MANILA, Philippines – A 4% decline or 350 million pesos for the first quarter’s net income was reported by Cemex Holding Philippine Inc., a subsidiary of the Mexican cement giant.
The company said that this is due to the drop in the cement volumes caused by the weather conditions in the past months considering the high demand for cement in last year’s election due to the construction activities.
According to Pedro Jose Palomino, the company’s president and CEO, the sales in the first quarter were not that good, but they are motivated by their highest sales in March over the past 17 months and the improved volume of cement in the recent months. The company also gained a 2% increase in the revenue as compared to the 1st quarter.
There is a 7% drop in their prices in a year-on-year basis, but the volume and price were offset by lower financial expenses and better sales cost.
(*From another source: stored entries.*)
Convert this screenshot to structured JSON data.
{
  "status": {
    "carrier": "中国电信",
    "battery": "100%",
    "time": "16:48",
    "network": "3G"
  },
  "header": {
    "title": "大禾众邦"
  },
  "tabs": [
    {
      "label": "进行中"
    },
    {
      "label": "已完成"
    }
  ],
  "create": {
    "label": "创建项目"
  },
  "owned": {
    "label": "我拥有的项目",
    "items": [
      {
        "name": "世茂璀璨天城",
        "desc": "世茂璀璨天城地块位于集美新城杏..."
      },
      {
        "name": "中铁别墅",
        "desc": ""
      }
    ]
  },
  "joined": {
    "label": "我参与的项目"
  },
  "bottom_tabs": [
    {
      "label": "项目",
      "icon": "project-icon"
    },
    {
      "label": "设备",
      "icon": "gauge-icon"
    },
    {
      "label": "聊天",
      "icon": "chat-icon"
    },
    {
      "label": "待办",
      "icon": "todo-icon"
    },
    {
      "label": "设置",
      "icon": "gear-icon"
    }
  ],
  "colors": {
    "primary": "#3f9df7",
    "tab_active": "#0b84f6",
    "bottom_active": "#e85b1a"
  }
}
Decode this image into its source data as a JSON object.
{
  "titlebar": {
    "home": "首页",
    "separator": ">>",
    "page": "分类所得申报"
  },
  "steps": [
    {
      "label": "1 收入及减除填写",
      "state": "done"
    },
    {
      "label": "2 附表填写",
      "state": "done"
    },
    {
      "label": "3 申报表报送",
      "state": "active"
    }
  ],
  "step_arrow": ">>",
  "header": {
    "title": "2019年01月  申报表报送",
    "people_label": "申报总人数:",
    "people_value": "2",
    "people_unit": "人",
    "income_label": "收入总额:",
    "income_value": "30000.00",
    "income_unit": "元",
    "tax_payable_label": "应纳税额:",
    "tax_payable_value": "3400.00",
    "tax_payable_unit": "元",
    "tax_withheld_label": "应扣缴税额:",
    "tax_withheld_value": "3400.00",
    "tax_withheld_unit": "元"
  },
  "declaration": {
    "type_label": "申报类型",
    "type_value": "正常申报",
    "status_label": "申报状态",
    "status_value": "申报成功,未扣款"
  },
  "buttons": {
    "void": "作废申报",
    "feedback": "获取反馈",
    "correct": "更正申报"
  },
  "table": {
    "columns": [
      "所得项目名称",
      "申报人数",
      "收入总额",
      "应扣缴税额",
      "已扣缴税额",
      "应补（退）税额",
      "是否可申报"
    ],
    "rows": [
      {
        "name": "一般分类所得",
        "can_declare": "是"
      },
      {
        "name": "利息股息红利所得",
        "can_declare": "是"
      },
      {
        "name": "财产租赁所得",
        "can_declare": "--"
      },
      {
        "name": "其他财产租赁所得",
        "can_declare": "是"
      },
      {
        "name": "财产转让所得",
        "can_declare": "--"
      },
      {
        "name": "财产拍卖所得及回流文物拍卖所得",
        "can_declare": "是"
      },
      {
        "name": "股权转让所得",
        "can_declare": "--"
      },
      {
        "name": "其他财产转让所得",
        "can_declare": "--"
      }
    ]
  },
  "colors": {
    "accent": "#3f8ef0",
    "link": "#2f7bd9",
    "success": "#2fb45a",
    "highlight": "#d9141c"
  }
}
Amid this low performance in the first quarter, Palomino said that they are still confident about the industry of construction in the Philippines especially that the government has already announced the infrastructural projects and investments.
For now, he said that they are concentrating on the variables that they can control while remaining motivated in contributing to the development of the country.
The company markets and manufactures cement products such as clinkers and concretes through their broad land and marine distribution channels. APO, Island, and Rizal are its cement brands.
CHP is a subsidiary of the world’s largest cement company based on the yearly installed production capacity of cement – Cemex S.A.B de C.V.